O documento constitui a segunda prestação de contas feita pelo superintendente. Do ponto de vista do rigor contábil, contudo, é a primeira. Em 11 de junho de 1726, Eugênio Freire de Andrada justificava este atraso:
“...sem embargo de estarem tirados os canhenhos (isto é, cadernos de anotações) do rendimento destas duas casas de fundição e moeda, é tal a opressão da fundição do ouro das partes para se lhes quintar e poderem fazer as suas remessas e negociações que, havendo de entregar os sacos das vias em o dia data desta, se esteve fazendo entrega ao comissário do que leva para o Rio de Janeiro para ir nas naus de guerra para essa Corte, em nove, dia de Páscoa do Espírito Santo até alta noite, e nas duas oitavas, dez e onze se esteve fundindo na mesma forma que nos dias de fazer, e sem ter sossego para poder armar as importantes contas da receita e despesa das ditas casas, o qual fica fazendo com toda a pressa para ainda irem nesta frota, posto que fora dos sacos das ditas vias, ou pela frota da Bahia ou pelas Ilhas, por ser impraticável fazer-se remessa de todo o rendimento até a última hora da partida do comissário, e irem juntamente armadas as contas de cabedal tão considerável qual é o das ditas casas...”
AHU. MAMG. Cx.8, doc.89. Carta de Eugênio Freire de Andrade, superintendente das Casas de Fundição e Moeda das Minas, participando o modo de fazer a relação das receitas e despesas, assim como o modo de as enviar ao Reino; Vila Rica, 11 de junho de 1726. 
*2 - Arquivo Histórico Ultramarino. (AHU). Manuscritos Avulsos de Minas Gerais. (MAMG). Cx.41, doc.95. Carta (1a. via) de Gomes Freire de Andrade, governador das Minas Gerais, a D. João V, informando que André Álvares Rainho, tesoureiro-geral das Minas, espera ordem para remeter os seus livros de receita, para o Tribunal das Contas do Reino; Vila Rica, 15 de maio de 1740 [cx.39, doc.43]. Em 5 de dezembro de 1741 o mesmo ex-tesoureiro solicitou enviasse sua carta ao Tribunal de Contas. AHU. MAMG. Requerimento de André Álvares Rainho, que serviu de tesoureiro em Minas Gerais, solicitando que se envie a sua carta ao Tribunal de Contas, para poder tirar a sua quitação, s.l, 5 de dezembro de 1741.
*3 - Este procedimento não foi único. O mesmo ocorreu com os livros da tesouraria geral da Fazenda de Minas: AHU. MAMG. Cx.47, doc.89. Requerimento de José de Almeida Machado, que serviu o ofício de tesoureiro geral da Fazenda Real de Minas Gerais, solicitando ordem régia para que o provedor da referida capitania lhe remeta as suas contas para o Reino, à semelhança do que foi concedido ao seu antecessor, André Coelho de Barros [por ordem régia de 1740, registrada a fl.220v. do livro 3o. de ordens de partes da Secretaria do Conselho Ultramarino], s. l., 27 de dezembro de 1746. É isto o que explica que, para a capitação de 1736 a 1750, disponhamos tão somente de três livros para Vila Rica em 1746. 

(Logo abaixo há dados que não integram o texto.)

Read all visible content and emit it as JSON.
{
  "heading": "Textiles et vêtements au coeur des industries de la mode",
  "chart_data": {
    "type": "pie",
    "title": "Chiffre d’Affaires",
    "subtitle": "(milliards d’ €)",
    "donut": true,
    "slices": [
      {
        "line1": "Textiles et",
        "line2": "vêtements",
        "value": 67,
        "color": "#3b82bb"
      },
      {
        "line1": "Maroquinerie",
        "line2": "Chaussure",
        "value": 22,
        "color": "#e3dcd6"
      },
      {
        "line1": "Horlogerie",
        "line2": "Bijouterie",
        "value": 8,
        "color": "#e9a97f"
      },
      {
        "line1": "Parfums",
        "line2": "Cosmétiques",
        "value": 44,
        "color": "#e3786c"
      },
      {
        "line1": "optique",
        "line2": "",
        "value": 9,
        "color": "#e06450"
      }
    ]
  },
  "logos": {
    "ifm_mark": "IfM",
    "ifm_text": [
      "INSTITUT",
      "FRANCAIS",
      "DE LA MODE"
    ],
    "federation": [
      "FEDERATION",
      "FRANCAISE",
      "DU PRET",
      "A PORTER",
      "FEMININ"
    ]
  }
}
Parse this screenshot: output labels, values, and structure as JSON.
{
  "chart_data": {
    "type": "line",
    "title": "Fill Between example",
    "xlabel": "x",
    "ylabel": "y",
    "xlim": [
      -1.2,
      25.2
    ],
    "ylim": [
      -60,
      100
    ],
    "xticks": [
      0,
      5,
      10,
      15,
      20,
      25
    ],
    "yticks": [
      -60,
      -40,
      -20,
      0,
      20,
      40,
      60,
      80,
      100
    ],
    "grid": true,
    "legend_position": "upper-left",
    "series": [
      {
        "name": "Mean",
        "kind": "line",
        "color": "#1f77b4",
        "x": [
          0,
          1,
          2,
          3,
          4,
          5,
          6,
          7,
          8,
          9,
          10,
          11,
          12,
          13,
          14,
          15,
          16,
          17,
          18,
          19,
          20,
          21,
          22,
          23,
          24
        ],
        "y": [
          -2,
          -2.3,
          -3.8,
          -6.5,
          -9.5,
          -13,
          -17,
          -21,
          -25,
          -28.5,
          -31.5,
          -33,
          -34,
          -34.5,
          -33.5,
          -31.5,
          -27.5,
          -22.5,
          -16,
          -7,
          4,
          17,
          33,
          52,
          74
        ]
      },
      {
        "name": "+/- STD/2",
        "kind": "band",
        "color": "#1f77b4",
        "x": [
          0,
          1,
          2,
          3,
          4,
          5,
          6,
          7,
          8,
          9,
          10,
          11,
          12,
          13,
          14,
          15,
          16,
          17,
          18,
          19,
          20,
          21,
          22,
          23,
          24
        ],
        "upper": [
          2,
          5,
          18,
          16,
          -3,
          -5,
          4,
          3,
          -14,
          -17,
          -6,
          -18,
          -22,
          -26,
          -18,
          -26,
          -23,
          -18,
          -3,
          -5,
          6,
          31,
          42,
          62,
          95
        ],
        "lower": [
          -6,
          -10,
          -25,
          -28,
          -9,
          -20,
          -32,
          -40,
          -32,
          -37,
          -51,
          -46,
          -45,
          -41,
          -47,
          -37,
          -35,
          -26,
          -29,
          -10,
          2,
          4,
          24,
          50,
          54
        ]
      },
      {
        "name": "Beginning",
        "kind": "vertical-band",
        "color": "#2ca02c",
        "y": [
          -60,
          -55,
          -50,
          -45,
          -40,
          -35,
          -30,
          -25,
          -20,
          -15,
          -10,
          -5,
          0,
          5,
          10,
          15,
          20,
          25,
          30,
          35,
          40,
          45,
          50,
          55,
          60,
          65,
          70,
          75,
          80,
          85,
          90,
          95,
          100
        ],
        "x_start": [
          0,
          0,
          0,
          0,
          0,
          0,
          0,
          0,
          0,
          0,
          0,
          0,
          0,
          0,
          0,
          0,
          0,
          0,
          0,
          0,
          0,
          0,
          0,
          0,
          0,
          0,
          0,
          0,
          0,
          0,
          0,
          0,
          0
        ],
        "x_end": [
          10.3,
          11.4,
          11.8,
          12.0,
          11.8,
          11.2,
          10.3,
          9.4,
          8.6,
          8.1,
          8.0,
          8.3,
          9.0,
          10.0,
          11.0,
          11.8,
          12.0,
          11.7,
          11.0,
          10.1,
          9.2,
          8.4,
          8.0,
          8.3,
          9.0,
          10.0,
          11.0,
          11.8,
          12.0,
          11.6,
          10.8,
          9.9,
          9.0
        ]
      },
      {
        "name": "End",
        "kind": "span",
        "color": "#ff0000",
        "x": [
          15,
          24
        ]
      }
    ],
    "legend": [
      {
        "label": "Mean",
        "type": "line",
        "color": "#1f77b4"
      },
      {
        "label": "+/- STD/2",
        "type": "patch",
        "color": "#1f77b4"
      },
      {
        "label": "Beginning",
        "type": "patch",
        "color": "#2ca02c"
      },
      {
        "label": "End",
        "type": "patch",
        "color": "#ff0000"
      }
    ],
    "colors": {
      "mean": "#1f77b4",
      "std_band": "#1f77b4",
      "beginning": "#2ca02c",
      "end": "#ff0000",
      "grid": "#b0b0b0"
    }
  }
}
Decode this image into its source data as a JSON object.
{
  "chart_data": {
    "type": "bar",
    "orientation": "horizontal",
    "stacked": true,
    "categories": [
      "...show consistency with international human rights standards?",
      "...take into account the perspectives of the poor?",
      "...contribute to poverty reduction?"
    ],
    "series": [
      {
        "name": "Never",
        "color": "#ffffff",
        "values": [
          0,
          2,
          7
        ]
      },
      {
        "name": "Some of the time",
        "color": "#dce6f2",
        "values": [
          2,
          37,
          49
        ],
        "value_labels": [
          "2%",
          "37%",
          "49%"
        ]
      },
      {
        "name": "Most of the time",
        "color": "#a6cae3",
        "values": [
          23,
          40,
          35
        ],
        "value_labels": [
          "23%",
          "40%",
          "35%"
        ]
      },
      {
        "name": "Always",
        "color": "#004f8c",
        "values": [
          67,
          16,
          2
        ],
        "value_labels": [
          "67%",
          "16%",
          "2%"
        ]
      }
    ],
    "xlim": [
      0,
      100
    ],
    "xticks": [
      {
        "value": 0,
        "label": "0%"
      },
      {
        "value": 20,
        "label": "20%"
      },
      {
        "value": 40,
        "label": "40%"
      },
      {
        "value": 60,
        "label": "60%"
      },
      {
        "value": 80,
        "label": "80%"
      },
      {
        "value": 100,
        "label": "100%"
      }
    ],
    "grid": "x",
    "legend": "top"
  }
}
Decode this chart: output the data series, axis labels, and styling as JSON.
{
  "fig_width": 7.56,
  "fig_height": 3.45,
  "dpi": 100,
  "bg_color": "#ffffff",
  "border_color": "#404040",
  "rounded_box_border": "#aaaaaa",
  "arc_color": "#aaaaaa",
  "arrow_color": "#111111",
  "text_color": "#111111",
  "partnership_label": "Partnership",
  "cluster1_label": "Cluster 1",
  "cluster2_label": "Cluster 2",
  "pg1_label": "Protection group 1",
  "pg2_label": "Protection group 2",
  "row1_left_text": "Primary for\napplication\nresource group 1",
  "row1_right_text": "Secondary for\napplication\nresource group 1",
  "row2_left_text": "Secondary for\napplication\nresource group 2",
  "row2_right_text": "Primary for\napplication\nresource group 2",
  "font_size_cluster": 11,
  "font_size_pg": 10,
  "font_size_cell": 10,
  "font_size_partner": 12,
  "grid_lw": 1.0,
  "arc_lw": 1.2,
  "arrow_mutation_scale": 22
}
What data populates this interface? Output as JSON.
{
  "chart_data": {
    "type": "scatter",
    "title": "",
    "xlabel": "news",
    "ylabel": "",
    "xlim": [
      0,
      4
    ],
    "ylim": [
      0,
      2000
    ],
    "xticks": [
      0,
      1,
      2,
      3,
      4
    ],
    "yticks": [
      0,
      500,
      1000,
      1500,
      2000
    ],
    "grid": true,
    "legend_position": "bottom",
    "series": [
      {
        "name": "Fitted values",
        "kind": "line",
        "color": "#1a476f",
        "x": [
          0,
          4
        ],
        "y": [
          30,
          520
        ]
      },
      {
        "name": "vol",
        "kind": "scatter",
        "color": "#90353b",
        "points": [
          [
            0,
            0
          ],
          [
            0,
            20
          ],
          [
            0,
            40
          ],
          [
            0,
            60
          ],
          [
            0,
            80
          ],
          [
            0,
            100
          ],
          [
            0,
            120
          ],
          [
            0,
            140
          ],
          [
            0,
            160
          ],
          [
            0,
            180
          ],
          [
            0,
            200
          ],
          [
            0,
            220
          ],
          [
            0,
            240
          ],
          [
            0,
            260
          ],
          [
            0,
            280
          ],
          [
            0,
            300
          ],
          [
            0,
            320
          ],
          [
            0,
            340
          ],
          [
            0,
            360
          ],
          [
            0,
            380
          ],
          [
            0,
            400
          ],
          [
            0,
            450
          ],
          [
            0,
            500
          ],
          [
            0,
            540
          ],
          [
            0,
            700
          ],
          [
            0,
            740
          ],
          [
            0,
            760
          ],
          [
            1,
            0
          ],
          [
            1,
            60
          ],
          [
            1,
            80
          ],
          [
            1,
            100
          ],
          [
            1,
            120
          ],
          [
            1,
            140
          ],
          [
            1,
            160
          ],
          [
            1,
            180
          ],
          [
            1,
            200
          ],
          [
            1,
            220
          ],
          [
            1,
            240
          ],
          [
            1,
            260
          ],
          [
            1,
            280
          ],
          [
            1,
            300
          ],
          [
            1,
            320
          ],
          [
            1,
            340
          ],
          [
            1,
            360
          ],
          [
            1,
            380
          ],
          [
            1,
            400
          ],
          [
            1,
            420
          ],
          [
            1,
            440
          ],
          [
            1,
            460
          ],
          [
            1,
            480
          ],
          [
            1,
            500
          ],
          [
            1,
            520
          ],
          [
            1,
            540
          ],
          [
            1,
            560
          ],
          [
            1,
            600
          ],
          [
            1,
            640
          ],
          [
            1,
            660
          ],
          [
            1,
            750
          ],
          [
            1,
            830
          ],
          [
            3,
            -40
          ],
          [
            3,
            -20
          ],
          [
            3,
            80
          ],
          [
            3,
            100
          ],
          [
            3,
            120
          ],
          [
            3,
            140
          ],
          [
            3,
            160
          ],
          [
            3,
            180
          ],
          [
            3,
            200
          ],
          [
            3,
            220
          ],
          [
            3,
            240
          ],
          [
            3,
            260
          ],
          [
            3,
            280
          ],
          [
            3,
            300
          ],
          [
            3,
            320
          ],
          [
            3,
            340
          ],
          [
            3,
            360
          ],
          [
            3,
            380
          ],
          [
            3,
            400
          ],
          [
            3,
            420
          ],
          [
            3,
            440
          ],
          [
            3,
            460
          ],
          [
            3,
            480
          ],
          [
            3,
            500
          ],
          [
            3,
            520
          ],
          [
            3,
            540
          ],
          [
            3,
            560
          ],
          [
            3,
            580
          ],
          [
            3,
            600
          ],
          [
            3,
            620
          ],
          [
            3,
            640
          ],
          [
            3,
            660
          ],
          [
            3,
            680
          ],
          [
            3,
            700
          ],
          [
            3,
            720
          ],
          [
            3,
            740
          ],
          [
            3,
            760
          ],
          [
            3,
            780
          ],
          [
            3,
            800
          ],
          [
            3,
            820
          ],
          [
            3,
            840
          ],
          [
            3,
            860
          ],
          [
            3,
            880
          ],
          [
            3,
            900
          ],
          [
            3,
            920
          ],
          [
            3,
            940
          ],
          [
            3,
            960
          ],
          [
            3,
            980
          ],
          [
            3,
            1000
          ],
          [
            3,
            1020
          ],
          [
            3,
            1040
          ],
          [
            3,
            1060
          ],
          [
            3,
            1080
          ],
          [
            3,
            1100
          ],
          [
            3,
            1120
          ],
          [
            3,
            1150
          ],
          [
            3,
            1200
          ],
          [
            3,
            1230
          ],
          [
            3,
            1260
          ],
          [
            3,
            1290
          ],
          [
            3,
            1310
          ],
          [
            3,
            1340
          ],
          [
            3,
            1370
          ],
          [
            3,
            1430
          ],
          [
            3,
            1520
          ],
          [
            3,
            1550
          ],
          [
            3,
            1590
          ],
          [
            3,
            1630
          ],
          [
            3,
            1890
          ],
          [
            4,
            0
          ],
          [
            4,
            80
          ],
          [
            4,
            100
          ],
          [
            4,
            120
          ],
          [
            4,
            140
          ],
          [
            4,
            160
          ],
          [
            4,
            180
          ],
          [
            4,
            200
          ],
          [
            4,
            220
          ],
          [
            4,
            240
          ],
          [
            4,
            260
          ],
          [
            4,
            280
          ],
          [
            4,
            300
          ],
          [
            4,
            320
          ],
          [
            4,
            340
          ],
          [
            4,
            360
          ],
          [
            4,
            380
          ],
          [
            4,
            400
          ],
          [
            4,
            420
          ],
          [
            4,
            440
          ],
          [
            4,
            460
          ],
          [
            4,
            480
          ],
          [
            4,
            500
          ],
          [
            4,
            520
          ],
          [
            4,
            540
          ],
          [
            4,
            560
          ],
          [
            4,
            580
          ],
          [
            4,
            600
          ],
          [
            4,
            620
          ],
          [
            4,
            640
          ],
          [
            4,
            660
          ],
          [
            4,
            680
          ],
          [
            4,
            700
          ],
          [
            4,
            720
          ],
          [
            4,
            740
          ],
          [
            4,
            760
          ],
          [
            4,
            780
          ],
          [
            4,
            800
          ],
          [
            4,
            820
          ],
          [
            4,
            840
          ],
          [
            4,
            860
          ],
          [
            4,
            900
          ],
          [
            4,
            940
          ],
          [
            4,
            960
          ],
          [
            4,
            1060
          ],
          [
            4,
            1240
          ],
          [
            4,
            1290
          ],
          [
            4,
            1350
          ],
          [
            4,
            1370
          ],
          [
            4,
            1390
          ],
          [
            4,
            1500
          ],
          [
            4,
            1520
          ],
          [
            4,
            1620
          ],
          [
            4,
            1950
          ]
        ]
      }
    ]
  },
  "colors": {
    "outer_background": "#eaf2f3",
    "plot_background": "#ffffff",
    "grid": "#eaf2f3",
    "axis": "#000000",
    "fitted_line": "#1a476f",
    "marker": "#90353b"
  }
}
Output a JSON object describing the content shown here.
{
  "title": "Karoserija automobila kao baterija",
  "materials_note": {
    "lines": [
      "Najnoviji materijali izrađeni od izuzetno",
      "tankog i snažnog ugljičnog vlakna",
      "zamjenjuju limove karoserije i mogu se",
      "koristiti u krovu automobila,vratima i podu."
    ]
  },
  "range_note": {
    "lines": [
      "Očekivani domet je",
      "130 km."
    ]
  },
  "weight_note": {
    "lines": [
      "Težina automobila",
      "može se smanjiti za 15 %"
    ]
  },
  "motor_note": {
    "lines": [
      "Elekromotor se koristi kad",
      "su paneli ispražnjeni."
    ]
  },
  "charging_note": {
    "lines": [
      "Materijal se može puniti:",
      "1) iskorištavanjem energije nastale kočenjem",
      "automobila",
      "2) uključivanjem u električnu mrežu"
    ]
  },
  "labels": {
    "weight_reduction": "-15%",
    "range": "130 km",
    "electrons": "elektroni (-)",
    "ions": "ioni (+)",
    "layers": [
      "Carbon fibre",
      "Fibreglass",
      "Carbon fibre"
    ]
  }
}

É este o motivo que levou o superintendente a (felizmente para nós) prestar contas do período, desde o início do funcionamento das Casas de Fundição e da Moeda. Tendo em vista a escassez de trabalhos sobre o tema, seria conveniente apresentar as rotinas contabilísticas nas Casas, seguindo o roteiro do próprio superintendente em sua prestação de contas (Tabela 3. clique para ampliar).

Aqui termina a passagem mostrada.